On Tue, Feb 5, 2013 at 2:10 AM, Dominique Devienne <ddevienne@gmail.com> wrote:
On Mon, Feb 4, 2013 at 6:23 PM, Nathan Crookston
<nathan.crookston@gmail.com> wrote:
>> Since Foo embeds a weak_ptr, why can't it new the pi_ on the spot?
>> (I'm using Boost 1.44).
>
> Hmm, it might be interesting to have shared_from_this create a shared_ptr if
> none exists, but I don't know what that might complicate -- perhaps it would
> cause issues at destruction?

I don't see the difference between the shared_ptr being created from
the "inside" or the "outside", as far as that pi_ is concerned.

>> PS: On a related note, why doesn't boost::shared_ptr<Foo>(p_foo)
>> (where p_foo is a raw Foo*) implicitly apply the aliasing Ctor, to
>> share the same px, to avoid the classic bug of having several
>> different pn on the same px, since p_foo derives from
>> enable_shared_from_this()? Initially i thought that's what
>> sp_enable_shared_from_this() and pe->_internal_accept_owner() were
>> meant to do, but obviously that's not the case.
>
> I suspect something like this could be made to work if the previous also
> worked -- but the class is documented to *not* allow the previous to work.
> I'd have to think about why (or maybe Peter will enlighten us).

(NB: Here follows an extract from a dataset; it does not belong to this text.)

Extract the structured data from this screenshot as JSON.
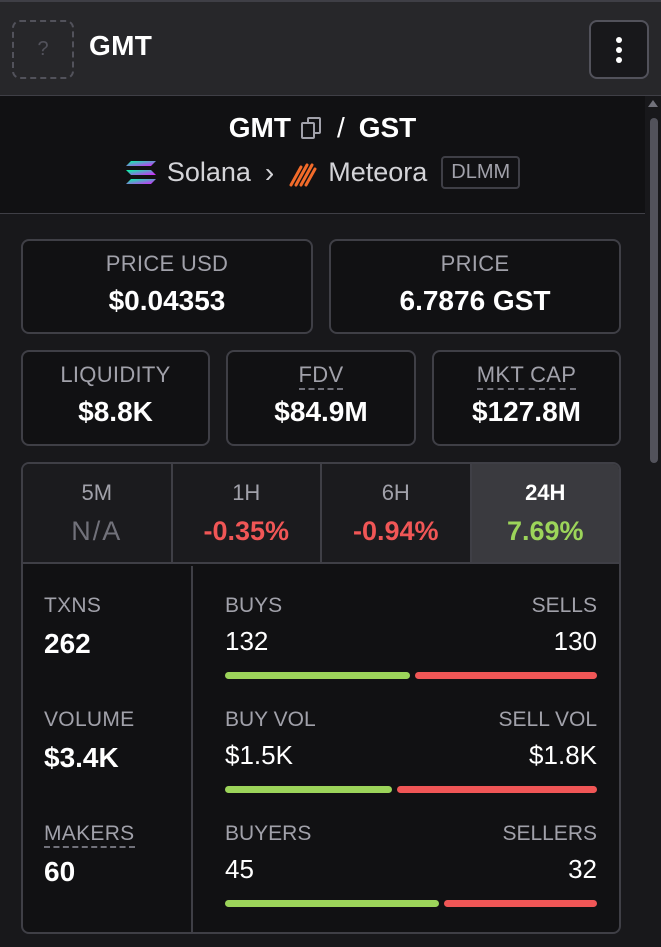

Indeed, I (naively) think it can work, and I'm interested in finding
out why this was not implemented, especially whether it was conscious
decision (rational?) or simply overlooked.

Consider this simple example:

int MyThing::Foo()
{
    shared_from_this();
    return this->x;
}
 
If enable_shared_from_this created a shared_ptr for you, then the last reference would have been destroyed and this would be deleted, leading to undefined behavior. A real-world example might be passing shared_from_this() as part of a callback to some function (or any other of the uses of enable_shared_from_this). Your proposal would make legitimate-looking code lead to undefined behavior depending on how the instance was constructed (if it was stored in a shared_ptr). This would be doubly-confusing if you used shared_from_this() in the constructor. And then you'd have to figure out a way to let a unique_ptr<MyThing> know that it no longer uniquely owns the instance. Or somehow deal with a stack-allocated MyThing.

In the current implementation, the call to shared_from_this() will always throw a boost::bad_weak_ptr. Sure, it is inconvenient, but it doesn't lead to undefined behavior. I see that as a major advantage.


Thanks for any insight on this. Could very well be I'm missing
something obvious (my C++ expertise doesn't rise to Boost levels), but
so far I fail to see the drawbacks.

I would suggest looking at intrusive_ptr (http://www.boost.org/doc/libs/1_52_0/libs/smart_ptr/intrusive_ptr.html) or the not-really-documented enable_shared_from_this2 (http://www.boost.org/doc/libs/1_52_0/boost/smart_ptr/enable_shared_from_this2.hpp). Neither solves every problem under the sun, but they might have helpful properties you're looking for.

There's already code that tightly couples
shared_ptr/weak_ptr/enable_shared_from_this,

I would disagree with the statement that shared_ptr and weak_ptr are coupled with enable_shared_from_this -- they can exist perfectly fine without them (but enable_shared_from_this can't exist without both). The only coupling shared_ptr has with weak_ptr is inside the implementation (arguably bad, but whatever).